Надпись - страница 21



Оконце мерцало ночным таинственным светом, слабо озаряя белые подрамники с фантастическими городами и космическими пернатыми существами. Близкая береза придвинулась к стеклу, и казалось, в глубине недвижных ветвей кто-то замер, молча притаился, прижал к бокам длинные крылья, смотрит на них сквозь оконце немигающими глазами.

Он целовал ее колени, и она, как всегда, сначала их пугливо сдавила, а потом, уступая, раздвинула. Целовал дышащий живот, проникая языком в сладостную лунку пупка, и она, как всегда, мягко, бесшумно вздрогнула. Ласкал губами ее груди, чувствуя, как они тяжелеют, наливаются силой, теплеют, бурно вздымаются, и соски, сжатые его ртом, восхитительно твердеют, расширяя губы.

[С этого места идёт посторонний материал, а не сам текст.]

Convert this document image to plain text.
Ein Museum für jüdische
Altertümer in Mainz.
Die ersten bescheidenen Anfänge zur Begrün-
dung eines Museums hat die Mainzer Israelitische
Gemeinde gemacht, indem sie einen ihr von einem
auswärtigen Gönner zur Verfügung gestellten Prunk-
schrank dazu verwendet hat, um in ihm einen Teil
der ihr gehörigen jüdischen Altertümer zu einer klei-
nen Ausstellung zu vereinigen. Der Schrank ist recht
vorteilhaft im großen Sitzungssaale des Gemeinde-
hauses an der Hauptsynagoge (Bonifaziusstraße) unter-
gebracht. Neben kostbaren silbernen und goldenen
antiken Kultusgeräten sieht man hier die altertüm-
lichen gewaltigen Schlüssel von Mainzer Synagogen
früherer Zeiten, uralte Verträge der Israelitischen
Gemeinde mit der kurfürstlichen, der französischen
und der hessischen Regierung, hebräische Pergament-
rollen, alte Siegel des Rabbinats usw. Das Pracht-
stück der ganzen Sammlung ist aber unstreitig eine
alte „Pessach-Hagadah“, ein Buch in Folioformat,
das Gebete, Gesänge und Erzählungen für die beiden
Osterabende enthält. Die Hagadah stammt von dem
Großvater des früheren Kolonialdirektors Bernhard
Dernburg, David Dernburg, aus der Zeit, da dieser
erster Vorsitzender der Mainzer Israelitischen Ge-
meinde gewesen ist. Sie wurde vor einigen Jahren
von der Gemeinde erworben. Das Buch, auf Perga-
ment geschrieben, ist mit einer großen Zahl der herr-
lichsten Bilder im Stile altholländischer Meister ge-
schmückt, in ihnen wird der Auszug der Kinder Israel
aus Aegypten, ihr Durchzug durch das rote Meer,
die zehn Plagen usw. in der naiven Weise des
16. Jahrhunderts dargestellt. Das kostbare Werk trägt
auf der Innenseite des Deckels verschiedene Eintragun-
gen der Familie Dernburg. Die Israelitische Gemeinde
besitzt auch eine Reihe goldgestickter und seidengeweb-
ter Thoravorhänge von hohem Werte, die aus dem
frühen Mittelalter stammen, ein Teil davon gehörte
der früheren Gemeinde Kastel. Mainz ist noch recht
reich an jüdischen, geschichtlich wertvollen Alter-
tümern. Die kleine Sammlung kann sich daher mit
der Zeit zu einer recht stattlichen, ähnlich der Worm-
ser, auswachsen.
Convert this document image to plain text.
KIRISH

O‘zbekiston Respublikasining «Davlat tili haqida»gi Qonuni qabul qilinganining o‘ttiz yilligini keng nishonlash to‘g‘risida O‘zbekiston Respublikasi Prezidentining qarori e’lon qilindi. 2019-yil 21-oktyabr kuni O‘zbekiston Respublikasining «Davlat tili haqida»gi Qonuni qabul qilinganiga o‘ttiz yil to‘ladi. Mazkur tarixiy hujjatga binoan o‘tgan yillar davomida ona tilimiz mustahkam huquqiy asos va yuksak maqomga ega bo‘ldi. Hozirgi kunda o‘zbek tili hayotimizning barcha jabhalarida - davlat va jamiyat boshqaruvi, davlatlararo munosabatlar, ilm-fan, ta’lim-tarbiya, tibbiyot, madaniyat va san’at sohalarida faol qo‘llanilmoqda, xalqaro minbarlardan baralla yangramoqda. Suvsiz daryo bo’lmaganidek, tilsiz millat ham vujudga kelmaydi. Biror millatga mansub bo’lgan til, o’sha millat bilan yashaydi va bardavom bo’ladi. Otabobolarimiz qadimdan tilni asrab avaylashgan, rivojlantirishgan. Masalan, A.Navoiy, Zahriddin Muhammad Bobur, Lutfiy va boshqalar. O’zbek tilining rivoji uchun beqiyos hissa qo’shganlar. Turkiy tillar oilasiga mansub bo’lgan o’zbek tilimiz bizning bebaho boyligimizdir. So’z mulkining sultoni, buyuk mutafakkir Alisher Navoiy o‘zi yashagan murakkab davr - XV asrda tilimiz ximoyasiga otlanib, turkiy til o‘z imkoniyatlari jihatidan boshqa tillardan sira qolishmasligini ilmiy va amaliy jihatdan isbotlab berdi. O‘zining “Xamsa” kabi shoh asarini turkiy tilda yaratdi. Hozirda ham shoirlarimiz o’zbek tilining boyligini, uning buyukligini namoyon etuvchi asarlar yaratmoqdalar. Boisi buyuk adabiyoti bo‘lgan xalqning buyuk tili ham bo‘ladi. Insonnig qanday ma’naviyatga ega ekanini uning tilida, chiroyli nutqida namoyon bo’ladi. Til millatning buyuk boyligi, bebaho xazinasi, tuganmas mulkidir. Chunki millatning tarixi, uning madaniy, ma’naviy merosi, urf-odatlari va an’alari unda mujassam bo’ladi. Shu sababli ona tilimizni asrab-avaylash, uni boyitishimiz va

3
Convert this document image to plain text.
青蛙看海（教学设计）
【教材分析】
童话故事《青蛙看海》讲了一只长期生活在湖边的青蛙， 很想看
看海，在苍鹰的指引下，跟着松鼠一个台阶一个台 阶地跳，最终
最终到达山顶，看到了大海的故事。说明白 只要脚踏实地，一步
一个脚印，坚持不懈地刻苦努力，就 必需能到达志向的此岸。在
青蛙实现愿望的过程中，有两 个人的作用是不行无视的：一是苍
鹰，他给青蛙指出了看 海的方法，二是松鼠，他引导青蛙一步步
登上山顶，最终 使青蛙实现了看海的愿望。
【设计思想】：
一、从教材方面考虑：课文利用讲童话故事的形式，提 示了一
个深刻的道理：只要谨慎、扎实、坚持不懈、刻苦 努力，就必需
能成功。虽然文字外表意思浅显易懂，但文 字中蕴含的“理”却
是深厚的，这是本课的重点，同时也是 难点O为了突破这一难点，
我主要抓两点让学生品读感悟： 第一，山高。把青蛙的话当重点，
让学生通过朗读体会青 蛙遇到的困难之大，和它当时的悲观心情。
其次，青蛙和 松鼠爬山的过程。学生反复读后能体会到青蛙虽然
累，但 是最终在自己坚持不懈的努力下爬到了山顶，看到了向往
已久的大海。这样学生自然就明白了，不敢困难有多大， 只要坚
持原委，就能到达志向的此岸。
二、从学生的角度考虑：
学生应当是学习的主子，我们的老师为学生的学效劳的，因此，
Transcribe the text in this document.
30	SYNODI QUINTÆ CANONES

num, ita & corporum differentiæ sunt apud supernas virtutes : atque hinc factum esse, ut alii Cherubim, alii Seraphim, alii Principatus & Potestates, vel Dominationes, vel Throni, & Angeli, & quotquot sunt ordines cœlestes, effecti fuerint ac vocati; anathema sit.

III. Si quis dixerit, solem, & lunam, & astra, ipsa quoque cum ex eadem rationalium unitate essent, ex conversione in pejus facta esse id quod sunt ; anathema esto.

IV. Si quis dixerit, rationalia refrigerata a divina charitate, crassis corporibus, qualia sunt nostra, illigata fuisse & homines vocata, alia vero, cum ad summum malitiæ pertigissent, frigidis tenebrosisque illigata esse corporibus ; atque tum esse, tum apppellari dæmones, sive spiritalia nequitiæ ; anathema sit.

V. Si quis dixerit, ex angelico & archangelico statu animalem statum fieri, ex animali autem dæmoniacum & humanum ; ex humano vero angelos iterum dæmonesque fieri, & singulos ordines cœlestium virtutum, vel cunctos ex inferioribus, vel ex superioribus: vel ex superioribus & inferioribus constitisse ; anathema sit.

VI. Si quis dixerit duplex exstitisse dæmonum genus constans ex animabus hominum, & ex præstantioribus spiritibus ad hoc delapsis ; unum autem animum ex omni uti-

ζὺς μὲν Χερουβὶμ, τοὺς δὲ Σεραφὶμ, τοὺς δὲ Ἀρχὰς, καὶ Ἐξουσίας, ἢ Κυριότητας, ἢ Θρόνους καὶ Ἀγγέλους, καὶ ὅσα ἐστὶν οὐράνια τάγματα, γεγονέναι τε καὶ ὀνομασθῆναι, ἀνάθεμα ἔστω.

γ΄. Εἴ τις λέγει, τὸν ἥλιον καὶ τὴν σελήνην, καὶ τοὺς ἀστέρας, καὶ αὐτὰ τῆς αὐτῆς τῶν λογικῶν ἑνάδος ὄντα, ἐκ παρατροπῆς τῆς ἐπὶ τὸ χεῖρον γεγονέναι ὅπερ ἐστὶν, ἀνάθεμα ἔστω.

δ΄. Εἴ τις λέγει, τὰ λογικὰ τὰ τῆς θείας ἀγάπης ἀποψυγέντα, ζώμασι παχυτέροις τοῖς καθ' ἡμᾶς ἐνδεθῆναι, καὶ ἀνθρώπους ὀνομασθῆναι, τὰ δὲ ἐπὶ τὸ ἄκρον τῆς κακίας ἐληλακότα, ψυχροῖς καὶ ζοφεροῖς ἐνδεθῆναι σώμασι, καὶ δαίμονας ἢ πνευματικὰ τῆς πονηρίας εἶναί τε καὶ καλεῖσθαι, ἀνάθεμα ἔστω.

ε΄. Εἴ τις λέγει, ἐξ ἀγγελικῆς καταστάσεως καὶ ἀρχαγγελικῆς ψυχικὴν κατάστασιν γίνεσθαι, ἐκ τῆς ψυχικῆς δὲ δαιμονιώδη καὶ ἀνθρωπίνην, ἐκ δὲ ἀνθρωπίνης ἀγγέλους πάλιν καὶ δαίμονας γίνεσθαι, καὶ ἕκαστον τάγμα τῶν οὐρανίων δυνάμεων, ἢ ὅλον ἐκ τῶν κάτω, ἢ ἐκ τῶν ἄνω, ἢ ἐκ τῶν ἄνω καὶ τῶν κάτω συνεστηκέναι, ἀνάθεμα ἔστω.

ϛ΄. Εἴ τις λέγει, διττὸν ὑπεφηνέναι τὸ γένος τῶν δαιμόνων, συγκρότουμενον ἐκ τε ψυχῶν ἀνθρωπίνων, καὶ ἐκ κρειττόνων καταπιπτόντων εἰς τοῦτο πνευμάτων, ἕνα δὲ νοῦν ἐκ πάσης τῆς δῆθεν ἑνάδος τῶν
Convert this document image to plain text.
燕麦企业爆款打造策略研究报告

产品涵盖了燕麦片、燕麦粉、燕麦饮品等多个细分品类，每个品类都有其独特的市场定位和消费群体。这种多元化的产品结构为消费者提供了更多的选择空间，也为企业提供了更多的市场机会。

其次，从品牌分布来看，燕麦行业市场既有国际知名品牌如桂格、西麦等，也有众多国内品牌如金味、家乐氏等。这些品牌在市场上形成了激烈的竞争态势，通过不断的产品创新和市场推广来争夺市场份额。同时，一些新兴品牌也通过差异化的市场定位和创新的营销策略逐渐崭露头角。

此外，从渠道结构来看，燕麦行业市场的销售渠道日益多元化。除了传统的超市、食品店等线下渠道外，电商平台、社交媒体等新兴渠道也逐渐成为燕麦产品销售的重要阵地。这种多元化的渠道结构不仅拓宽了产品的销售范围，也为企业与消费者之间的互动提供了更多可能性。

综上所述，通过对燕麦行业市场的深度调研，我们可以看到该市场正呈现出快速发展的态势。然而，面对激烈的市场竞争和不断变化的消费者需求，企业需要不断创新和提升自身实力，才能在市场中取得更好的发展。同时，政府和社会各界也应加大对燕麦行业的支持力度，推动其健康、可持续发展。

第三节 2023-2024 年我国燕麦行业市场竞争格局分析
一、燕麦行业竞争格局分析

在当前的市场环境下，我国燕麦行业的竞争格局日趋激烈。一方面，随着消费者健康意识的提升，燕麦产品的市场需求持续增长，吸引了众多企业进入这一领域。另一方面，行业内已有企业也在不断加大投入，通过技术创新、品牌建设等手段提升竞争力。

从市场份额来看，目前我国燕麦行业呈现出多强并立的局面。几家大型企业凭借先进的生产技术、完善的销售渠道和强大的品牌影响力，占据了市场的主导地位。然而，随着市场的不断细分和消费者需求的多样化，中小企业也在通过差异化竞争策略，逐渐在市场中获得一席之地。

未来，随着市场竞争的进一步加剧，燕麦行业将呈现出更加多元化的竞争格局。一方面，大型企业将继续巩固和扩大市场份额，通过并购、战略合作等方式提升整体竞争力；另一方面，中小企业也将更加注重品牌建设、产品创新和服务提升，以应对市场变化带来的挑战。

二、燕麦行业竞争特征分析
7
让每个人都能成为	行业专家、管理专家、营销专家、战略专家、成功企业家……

Он властвовал над ней. Она принадлежала ему. Он будил поцелуями ее дремлющее тело, которое начинало просыпаться в каждой своей клеточке, волновалось, жарко дышало. А он начинал исчезать, лишался своего превосходства, терял свои очертания. Она увеличивалась, росла, становилась огромней его. Расступалась, погружала его в свою темную жаркую глубь, в душную черно-красную бездну. Смыкалась над ним. Он был окружен ею, был в ней. Покидал этот мир, счастливо и страстно стремился туда, где кончалось сознание, ощущение своей отдельности, пропадали все мысли и чувства, кроме жадного, страстного, слепого стремления в раскаленную влекущую тьму. И когда в своем погружении им был достигнут предел, за которым обрывалось бытие и приблизилось желанное запредельное чудо, оконце в светелке бесшумно и ослепительно лопнуло. Сверкающий бурный блеск проник на чердак под крышу, накрыл их тугими бьющими крылами, словно серебряный петух, сорвавшись с березы, влетел в светелку, яростно бил и клевал, а потом отпрянул, разметав по углам завитки рассыпанных перьев.

– Боже мой, – чуть слышно произнесла она.

Он лежал бездыханный. Без лица, без мыслей, без имени. Чистый и белый, как пустое зимнее поле.

Жена ушла, утомленно спускаясь вниз по дрожащей лестнице. Скрипнула дверь в избу. И он остался один на дощатом ложе, где сенник еще слабо звенел, храня длинную теплую выемку от ее тела.

Это были удивительные, странные мгновения между явью и сном. В его безвольный, опустошенный разум, как в расплесканный до дна водоем, начинали стекаться разбрызганные образы, просачиваться струйки чувств, падать тихие капли видений, некоторые из которых не принадлежали его опыту, были не его, а из какой-то иной, с ним не связанной жизни. Словно потеряв хозяина, витали в пространстве, не имели вместилища и, воспользовавшись мгновенной пустотой его сознания, торопливо в него залетали. Это могли быть образы из чьей-то умершей памяти, не нашедшие места в бестелесном сонмище окружавшей землю ноосферы. Или прорвавшееся в его жизнь, мимолетное, как элементарная частица, послание умершего предка, записанное на спираль генетического кода, притаившееся в одной из бесчисленных клеточек мозга. Или разум, лишенный изнурительной воли, выпавший из трехмерного плена, из неумолимо в одну сторону направленного времени, вдруг начинал существовать по иным законам, провидел будущее, забегал вперед, оказываясь в том мгновении, которое еще предстояло прожить.

Он засыпал, удерживая последние секунды исчезающей яви, среди которой возникла серая, незавершенная дуга моста над огромным разливом реки. Зонтичный сочный цветок с зеленым слитком жука и плывущая, в солнце, корова. Стремжинский, беззвучно шевелящий выпуклыми губами, ударяющий пером в черно-белый газетный лист. Какие-то туманные, в песчаной горе, великаны, один подле другого, влиявшие на его жизнь и судьбу. Великаны вдруг выплыли из рыжего тумана, обрели свою громадную плоть, резные огромные пальцы, пустые невидящие глаза, и он, прижавшись к иллюминатору, в разящем блеске винтов мчался в афганском ущелье Бамиан мимо плоских ноздрей громадной буддийской статуи, видел ее раздвинутый в улыбке рот, горчичного цвета лоб. От великаньего лица, навстречу вертолету ударила струя пулемета, прорезая обшивку, и он ощутил жуткую во сне достоверность падения.